Paylaş
Toplum olarak üşümekten hep çok korkmuşuzdur. Aile büyüklerinin havaların serinlemesiyle birlikte başlayan, sıkı giyinme konusundaki ısrarlarına alışığızdır. Anneler, çocuklarını okula gönderirken paltosunu sıkı sıkı ilikler, yün başlığını takar, atkısını ağzı ve burnunu örtecek şekilde bağlar. Bebekler muayeneye geldiklerinde doktorları bazen dört kat fanila çıkarır. Bizim toplumsal alışkanlıklarımıza rağmen, tıp uzmanları uzun süre soğuk ile enfeksiyon arasında ilişkiyi gösteren bir kanıt olmadığını savundu. Bununla birlikte, bilimsel veriler, büyük annelerimizi giderek desteklemeye başladı.
Kış aylarında dünya üzerinde 200 den fazla virüsün enfeksiyon yapmaya başladığı bilinmektedir. İngiltere’de yapılan çalışmalar, hava sıcaklığının azalmasının hastalık ve ölüm sayısı ile ilişkisini ortaya koymuştur. İngiltere’de her bir derece sıcaklık düşüşü, 8000 kişinin ölümüne yol açmaktadır.
Solunan hava ile ilk karşılaşan burun mukozası havanın taneciklerini süzer, ısıtır ve nemlendirir. Akciğere daha az toz içeren, ısınmış ve nemli hava gönderir. Aşırı soğukta burnun bu görevlerini tam yerine getiremediği bulunmuştur. Burun sıcaklığı normal vücut sıcaklığının altına indiğinde mikropları dışarı süpüren tüycüklerin ve mikropları yutan beyaz kürelerin çalışmalarını yavaşlattığı görülmektedir. Yale Üniversitesinden yeni bildirilen bir araştırma burun sıcaklığının 33 dereceye inmesi ile mikrop öldürücü bağışıklık sıvılarının yapılamadığını göstermektedir.
Solunum yolu enfeksiyonlarının uzun süren soğuk havadan çok ani soğuk ile arttığı bilinmektedir. Toplumda vücudunda virüs taşıyan ama ağır belirtiler göstermeyen kimselerin ani soğuk ile bulaştırıcı hale geldiği ve bulaşan hasta kişi sayısının birden arttırdığı öne sürülmektedir.
İnsan vücudunun düşen burun sıcaklığını yükseltmek için bazı yöntemleri vardır. Bunların en bilinenleri ateş ve burun damarlarının genişlemesidir. Solunum enfeksiyonlarında görülen bu iki durumda ne gariptir ki bizim tedavi etmeye çalıştığımız iki belirtidir. Ateş rahatsız edici bulunup düşürülürken, burun damarlarının genişlemesi, burun tıkanıklığı ve akıntı yaptığı için dekonjestanlar uygulanmaktadır.

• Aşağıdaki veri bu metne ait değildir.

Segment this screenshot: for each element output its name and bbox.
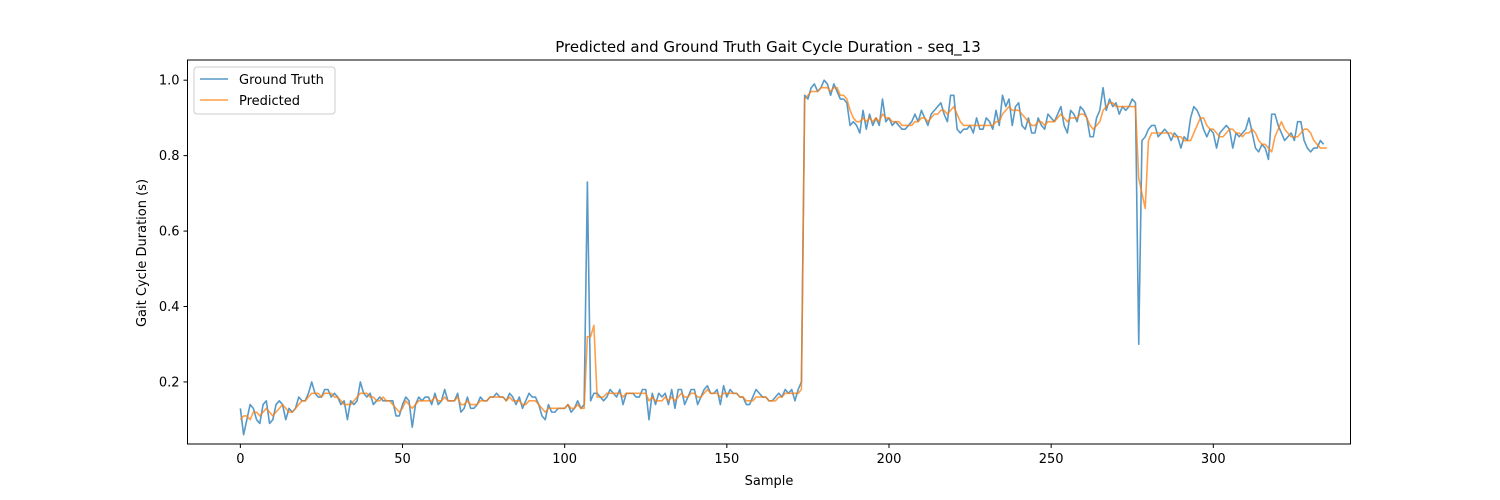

Halbuki ateş burun sıcaklığını arttıracak, mikrop öldüren hücreleri uyaracak, damarların genişlemesi ile mikrop öldürecek hücreleri damardan dokuya çekecektir. “grip ilaçları” bu nedenle gelişi güzel kullanılmamalıdır.
Burnu sıcak tutmak için büyüklerimizden kalma atkı ile ağız burun kapatmanın doğru bir yöntem olduğu ortaya çıkmaktadır.
Soğuk havanın hızlı olarak solunum sistemimize girmesi soluk borularımızda ani kasılma ve daralmaya yol açmaktadır. Astımlı kişilerde özellikle astımları kontrol altında değilse, soluk boruları daha hızlı kasılabilir. Uzun mesafe kayak yapan kişilerde astım belirtileri görülebilir.
Kış aylarında soğuk dışında, baca dumanları, trafikte havaya karışan dizel tanecikleri ve kapalı alan kirleticileri astım nöbetlerini tetikleyebilir. İç ortam yaşam süresinin artmasıyla küf, ev tozu, hayvan tüyleri gibi alerjenlere ve tütün dumanına maruz kalma riski ortaya çıkmaktadır.
Astımlı çocuklar kontrol edici ilaçlarını düzenli kullanmalıdır. Kış sporları ve kayak yaparken kar başlığı giyerek ağız ve burunlarını kapatmalıdır. İç ortamlarda asla sigara ve diğer tütün ürünlerinin kullanılmasına izin verilmemelidir. El yıkanmasına önem verilmeli, solunum yolu enfeksiyonu olanlar ile yakın mesafeden temas edilmemelidir.